- Directed by: Michel Gondry
- Written by: Martin Hynes
- Produced by: Pharrell Williams; Mimi Valdés; Gil Netter;
- Cinematography: Lachlan Milne
- Edited by: Christopher Tellefsen
- Music by: Heitor Pereira
- Production companies: I Am Other; Partizan Films; Netter Films;
- Distributed by: Universal Pictures
- Country: United States
- Language: English
- Budget: ≈$20 million

= Golden (unfinished film) =

Unreleased film by Michel Gondry

Golden is an unreleased American coming-of-age musical comedy-drama film directed by Michel Gondry, written by Martin Hynes, and co-produced by Pharrell Williams. Set in 1977, the film drew inspiration from Virginia Beach's Atlantis Apartments. The cast included Kelvin Harrison Jr., Halle Bailey, Da'Vine Joy Randolph, Brian Tyree Henry, Quinta Brunson, Janelle Monáe, Jaboukie Young-White, Tim Meadows, Anderson .Paak, Missy Elliott, Andre 3000, Brian Elliott, Jamilah Rosemond, and Jayson Lee.

Golden was scheduled to be released in the United States by Universal Pictures on May 9, 2025. However, in February 2025, Variety reported that the film was permanently shelved after $20 million was spent by the studio and would not be released, citing disagreements with the producers during post-production, with the film not being offered to other studios for completion and distribution.

==Cast==
- Kelvin Harrison Jr.
- Halle Bailey
- Da'Vine Joy Randolph
- Brian Tyree Henry
- Quinta Brunson
- Janelle Monáe
- Jaboukie Young-White
- Tim Meadows
- Anderson .Paak
- Missy Elliott
- André 3000
- Brian Elliott
- Jamilah Rosemond
- Jayson Lee

==Production==
On March 27, 2017, it was announced that 20th Century Fox was developing a musical film titled Atlantis, which is inspired by Virginia Beach's Atlantis Apartments. Michael Mayer, who would later move to an executive producer position, was set to direct, Martin Hynes was set to write the screenplay, and Williams, Mimi Valdés and Gil Netter were set to produce.
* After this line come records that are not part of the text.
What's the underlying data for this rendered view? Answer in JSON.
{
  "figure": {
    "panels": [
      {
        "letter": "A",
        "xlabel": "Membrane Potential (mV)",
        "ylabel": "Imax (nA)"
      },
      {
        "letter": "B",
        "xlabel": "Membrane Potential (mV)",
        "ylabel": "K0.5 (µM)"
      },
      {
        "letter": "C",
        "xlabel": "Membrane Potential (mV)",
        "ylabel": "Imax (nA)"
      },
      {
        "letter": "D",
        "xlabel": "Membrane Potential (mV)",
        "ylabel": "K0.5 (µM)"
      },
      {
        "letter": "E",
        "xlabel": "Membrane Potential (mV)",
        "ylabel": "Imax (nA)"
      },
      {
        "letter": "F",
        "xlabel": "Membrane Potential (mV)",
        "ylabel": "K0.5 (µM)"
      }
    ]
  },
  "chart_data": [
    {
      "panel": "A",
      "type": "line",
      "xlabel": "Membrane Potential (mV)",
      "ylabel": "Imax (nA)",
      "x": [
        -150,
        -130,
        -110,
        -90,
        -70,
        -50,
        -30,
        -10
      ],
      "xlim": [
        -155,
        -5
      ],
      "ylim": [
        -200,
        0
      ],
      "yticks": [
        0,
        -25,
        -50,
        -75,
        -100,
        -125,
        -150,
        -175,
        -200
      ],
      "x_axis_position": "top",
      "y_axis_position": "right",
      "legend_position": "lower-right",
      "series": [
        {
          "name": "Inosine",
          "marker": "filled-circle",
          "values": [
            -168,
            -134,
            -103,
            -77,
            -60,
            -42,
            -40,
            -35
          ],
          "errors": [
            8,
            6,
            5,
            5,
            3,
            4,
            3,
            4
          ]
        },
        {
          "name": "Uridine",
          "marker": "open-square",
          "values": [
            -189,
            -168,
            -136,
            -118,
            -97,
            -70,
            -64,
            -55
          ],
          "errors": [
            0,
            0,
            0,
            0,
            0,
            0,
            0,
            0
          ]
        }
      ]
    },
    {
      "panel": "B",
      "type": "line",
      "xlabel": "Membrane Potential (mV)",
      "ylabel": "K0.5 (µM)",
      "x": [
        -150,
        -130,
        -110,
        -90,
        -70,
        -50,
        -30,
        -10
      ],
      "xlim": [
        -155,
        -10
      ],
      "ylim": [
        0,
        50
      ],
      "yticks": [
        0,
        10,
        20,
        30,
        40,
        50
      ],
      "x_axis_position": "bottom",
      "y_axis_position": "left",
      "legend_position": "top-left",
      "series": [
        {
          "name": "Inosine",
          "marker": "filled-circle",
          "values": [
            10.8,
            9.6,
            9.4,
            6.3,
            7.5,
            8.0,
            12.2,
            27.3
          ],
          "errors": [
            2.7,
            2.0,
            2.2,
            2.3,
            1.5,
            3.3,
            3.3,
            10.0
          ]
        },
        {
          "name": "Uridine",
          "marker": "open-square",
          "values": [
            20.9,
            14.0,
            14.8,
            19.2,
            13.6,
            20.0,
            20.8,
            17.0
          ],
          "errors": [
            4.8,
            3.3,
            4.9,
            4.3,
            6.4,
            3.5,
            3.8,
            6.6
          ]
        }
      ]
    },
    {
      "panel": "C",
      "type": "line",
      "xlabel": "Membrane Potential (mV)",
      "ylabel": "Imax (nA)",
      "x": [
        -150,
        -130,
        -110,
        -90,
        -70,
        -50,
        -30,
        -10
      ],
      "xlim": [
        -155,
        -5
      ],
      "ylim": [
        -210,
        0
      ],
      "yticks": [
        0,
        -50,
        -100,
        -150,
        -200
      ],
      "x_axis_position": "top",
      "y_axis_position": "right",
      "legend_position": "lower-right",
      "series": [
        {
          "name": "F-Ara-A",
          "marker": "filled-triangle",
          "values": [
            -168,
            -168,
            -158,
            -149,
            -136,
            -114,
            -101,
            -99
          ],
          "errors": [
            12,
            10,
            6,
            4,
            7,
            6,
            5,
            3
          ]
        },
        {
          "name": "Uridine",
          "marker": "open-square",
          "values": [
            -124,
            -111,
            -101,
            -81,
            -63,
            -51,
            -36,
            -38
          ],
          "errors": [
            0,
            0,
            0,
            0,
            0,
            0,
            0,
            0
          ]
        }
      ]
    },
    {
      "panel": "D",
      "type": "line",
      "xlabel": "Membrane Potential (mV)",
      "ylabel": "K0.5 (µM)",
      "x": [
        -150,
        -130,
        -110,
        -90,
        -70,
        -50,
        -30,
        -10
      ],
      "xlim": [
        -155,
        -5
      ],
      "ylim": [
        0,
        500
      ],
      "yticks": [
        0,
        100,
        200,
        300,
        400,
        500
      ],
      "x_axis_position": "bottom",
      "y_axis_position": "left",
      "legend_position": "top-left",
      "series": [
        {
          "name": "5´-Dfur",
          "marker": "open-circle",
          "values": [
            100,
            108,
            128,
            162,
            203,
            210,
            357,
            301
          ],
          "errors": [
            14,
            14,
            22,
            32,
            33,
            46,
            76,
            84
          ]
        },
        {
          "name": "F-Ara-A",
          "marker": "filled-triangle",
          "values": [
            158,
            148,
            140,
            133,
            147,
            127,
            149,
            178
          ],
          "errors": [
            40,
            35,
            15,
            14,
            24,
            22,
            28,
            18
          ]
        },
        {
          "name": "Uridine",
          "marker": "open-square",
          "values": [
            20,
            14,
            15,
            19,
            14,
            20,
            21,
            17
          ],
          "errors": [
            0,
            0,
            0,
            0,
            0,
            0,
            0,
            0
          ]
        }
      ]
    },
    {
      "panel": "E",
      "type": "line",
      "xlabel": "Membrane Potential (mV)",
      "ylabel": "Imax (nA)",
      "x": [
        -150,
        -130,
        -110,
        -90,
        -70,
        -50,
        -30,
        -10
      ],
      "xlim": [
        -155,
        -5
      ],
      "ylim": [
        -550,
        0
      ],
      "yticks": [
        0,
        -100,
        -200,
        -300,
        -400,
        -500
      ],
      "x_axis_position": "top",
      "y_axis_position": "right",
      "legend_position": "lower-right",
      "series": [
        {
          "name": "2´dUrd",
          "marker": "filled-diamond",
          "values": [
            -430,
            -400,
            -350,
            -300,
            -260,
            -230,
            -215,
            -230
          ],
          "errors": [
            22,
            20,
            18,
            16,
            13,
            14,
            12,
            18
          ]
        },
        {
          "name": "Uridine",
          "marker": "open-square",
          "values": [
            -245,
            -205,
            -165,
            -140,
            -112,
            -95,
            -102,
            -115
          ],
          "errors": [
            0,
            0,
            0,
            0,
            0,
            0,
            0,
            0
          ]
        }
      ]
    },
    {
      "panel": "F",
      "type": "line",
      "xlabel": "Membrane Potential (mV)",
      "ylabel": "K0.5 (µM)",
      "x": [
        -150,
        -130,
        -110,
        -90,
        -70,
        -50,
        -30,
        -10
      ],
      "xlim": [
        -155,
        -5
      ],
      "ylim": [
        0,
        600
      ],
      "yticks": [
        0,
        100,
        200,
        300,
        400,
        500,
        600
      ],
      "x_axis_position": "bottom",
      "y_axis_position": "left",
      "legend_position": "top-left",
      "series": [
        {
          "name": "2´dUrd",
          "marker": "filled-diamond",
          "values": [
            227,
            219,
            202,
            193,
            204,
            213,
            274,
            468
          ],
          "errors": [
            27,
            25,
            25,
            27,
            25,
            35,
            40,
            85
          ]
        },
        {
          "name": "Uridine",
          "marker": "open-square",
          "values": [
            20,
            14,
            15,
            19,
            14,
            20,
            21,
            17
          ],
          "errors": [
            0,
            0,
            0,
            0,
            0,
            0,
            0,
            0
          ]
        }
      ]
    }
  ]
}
No further updates on the project were announced until March 21, 2024, when Michel Gondry replaced Mayer as the director of the then-untitled film, which moved to Universal Pictures. Steven Levenson was revealed to have written the screenplay with Hynes, and Kelvin Harrison Jr. and Da'Vine Joy Randolph were cast to lead the film. In the following months, Halle Bailey, Brian Tyree Henry, and Missy Elliott were cast in April, Janelle Monáe, Tim Meadows, Jaboukie Young-White, Jamilah Rosemond, and Jayson Lee were cast in May, and Quinta Brunson and Anderson .Paak were cast in June.

Filming began in June 2024 in Virginia Beach, Virginia, where the pier was closed to the public for the shoot, and the cast was seen in 1970s attire. On August 29, 2024, the original title of Atlantis was confirmed for the film. In November 2024, the film had been retitled to Golden. In December 2024, Hynes received sole credit for the screenplay from the Writers Guild of America, with Levenson receiving an offscreen "Additional Literary Material" credit.

===Music===
On August 29, 2024, it was announced that Pharrell Williams would be writing songs for the film alongside Benj Pasek and Justin Paul.

==Cancellation==
On August 29, 2024, Universal Pictures set Golden to be released in the United States on May 9, 2025. However, in February 2025, its release was officially cancelled after $20 million was spent on it with the studio having no plans to sell it to other studios for completion and distribution. The reported cause for the cancellation was a "unanimous agreement" between Gondry and producers Williams, Mimi Valdés and Gil Netter, stating that the film "did not live up" to their expectations.